“Mad Honey” (post 6) by Jodi Picoult and Jennifer Finney Boylan: Authors’ Epigraph for this novel (see post 5) quotes Kierkegaard, who is famous for his writing alternate personalities (see below), which inadvertently highlights the issue of multiple personality for this novel
From Wikipedia
“Kierkegaard [1813-1855] has also had a considerable influence on 20th-century literature. Figures deeply influenced by his work include W. H. Auden, Jorge Luis Borges, Don DeLillo, Hermann Hesse, Franz Kafka, David Lodge, Flannery O'Connor, Walker Percy, Rainer Maria Rilke, J.D. Salinger and John Updike…
“Kierkegaard's early work was written under various pseudonyms that he used to present distinctive viewpoints and to interact with each other in complex dialogue. He explored particularly complex problems from different viewpoints, each under a different pseudonym…
“Kierkegaard's most important pseudonyms, in chronological order, were:
— Victor Eremita, editor of Either/Or
— A, writer of many articles in Either/Or
— Judge William, author of rebuttals to A in Either/Or
— Johannes de silentio, author of Fear and Trembling
— Constantine Constantius, author of the first half of Repetition
— Young Man, author of the second half of Repetition
— Vigilius Haufniensis, author of The Concept of Anxiety
— Nicolaus Notabene, author of Prefaces
— Hilarius Bookbinder, editor of Stages on Life's Way
— Johannes Climacus, author of Philosophical Fragments and Concluding
— Unscientific Postscript
— Inter et Inter, author of The Crisis and a Crisis in the Life of an Actress
— H.H., author of Two Minor Ethical-Religious Essays
— Anti-Climacus, author of The Sickness Unto Death and Practice in Christianity.”
Kierkegaard Said:
“I suffer as a human being can suffer in indescribable melancholy, which always has to do with my thinking about my own existence…Only when I am producing do I feel well. Then I forget all life’s discomforts, all suffering, then I am absorbed in my thought and happy. If I let my work alone for a couple of days I immediately become ill, overwhelmed, troubled, my head heavy and burdened.” It was due to his melancholy, he tells us, that he “discovered and poetically traveled through a whole fantasy world.” His writing was not an agreeable amusement, but “the product of an irresistible inward impulse, a melancholy man’s only possibility…As Scheherazade saved her life by telling stories, so I save myself or keep myself alive by writing…

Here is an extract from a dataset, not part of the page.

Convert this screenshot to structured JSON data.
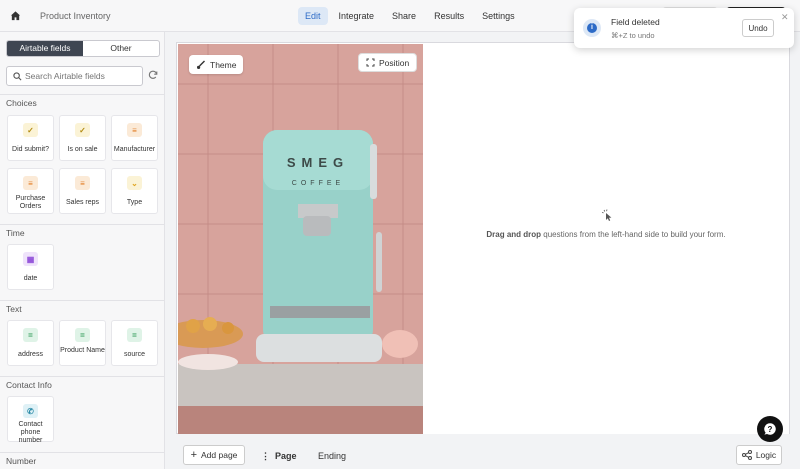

“…in the pseudonymous works there is not a single word which is mine, I have no opinion about them except as a third person, no knowledge of their meaning except as a reader, not the remotest private relation to them…My wish, my prayer, is that if it occur to anyone to cite a particular saying from the books, he do me the favor to cite the name of the respective pseudonym…
“Each time I wish to say something, there is another who says it at the very same moment. It is as if I were always thinking double, as if my other self were always somehow ahead of me…” (1, pp. 135-151).
1. Josiah Thompson. Kierkegaard. New York, Alfred A. Knopf, 1973.